Certains philosophes, à l'exemple des cartésiens, se sont représenté la conscience comme quelque chose d'invariable et d'immuable sans nuances et sans degrés. Pour Descartes, la pensée existait complète avec le doute, la réflexion, le raisonnement et le langage, ou bien n'existait pas du tout et se trouvait remplacée par le mécanisme pur et simple, par l'étendue et le mouvement. Leibniz au contraire, dans cette philosophie profonde, à laquelle aujourd'hui toutes les sciences physiques et morales semblent nous ramener, avait une toute autre conception de la conscience. Il admettait un nombre infini de degrés et certaines de ces formes lui semblaient tellement inférieures à la pensée normale « que les esprits humains étaient comme de petits dieux auprès d'elles ».
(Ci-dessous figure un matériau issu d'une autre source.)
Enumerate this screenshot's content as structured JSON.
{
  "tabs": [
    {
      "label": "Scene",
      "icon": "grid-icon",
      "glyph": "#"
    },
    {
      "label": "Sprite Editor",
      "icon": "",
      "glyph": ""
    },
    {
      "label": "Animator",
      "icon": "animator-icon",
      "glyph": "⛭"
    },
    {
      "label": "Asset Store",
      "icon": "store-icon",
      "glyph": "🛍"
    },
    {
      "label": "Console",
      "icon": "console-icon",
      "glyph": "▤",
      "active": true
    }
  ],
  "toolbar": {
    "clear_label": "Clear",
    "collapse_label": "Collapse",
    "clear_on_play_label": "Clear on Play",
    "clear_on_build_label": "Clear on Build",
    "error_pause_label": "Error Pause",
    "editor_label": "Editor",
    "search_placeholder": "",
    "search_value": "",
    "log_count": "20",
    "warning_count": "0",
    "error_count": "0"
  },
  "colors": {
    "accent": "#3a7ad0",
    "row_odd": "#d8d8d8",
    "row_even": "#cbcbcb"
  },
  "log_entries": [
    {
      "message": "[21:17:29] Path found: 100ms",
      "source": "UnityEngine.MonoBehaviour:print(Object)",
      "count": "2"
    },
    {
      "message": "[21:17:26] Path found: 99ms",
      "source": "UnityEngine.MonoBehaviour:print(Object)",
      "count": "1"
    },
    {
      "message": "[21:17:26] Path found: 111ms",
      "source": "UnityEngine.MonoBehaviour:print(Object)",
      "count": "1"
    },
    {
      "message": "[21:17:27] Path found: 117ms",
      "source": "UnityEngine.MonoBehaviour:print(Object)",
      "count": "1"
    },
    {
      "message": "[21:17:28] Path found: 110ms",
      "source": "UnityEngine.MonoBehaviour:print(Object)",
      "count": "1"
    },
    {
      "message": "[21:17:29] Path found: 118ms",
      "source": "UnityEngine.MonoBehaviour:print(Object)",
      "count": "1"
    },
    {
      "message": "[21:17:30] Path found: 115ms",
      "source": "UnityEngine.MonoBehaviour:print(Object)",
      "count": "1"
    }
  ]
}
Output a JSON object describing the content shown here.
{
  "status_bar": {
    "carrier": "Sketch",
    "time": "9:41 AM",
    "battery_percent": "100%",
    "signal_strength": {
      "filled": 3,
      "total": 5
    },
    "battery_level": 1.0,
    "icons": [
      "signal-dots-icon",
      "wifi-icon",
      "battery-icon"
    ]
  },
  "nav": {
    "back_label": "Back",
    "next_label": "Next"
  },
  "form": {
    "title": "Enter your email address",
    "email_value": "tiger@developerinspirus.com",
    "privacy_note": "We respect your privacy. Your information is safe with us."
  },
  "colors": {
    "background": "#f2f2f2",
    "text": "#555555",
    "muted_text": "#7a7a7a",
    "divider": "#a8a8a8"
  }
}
Ce sont presque toujours les formes les plus élevées de l'activité humaine, la volonté, la résolution, le libre arbitre, qui ont été étudiées par les philosophes. On s'intéressait naturellement aux manifestations de l'activité qu'il était le plus utile de connaître pour comprendre la conduite des hommes, leur responsabilité et la valeur morale de leurs actions. Mais, quoique cette façon d'aborder la question soit peut-être la plus naturelle, elle est cependant la plus difficile et la plus dangereuse : les phénomènes les plus élevés et les plus importants sont loin d'être les plus simples ; ils présentent au contraire bien des modifications, des développements accessoires qui empêchent de bien comprendre leur véritable nature. Les faits les plus élémentaires, aussi bien en psychologie que dans les autres sciences, sont recherchés aujourd'hui de préférence, car on sait que leur connaissance plus facile à acquérir éclaircira beaucoup celles des formes plus complexes. C'est l'activité humaine dans ses formes les plus simples, les plus rudimentaires, qui fera l'objet de cette étude.
Un des grands avantages que l'observation d'autrui présente sur l'observation personnelle, c'est que l'on peut choisir les sujets que l'on étudie et prendre précisément ceux qui présentent au plus haut degré les phénomènes que l'on désire examiner.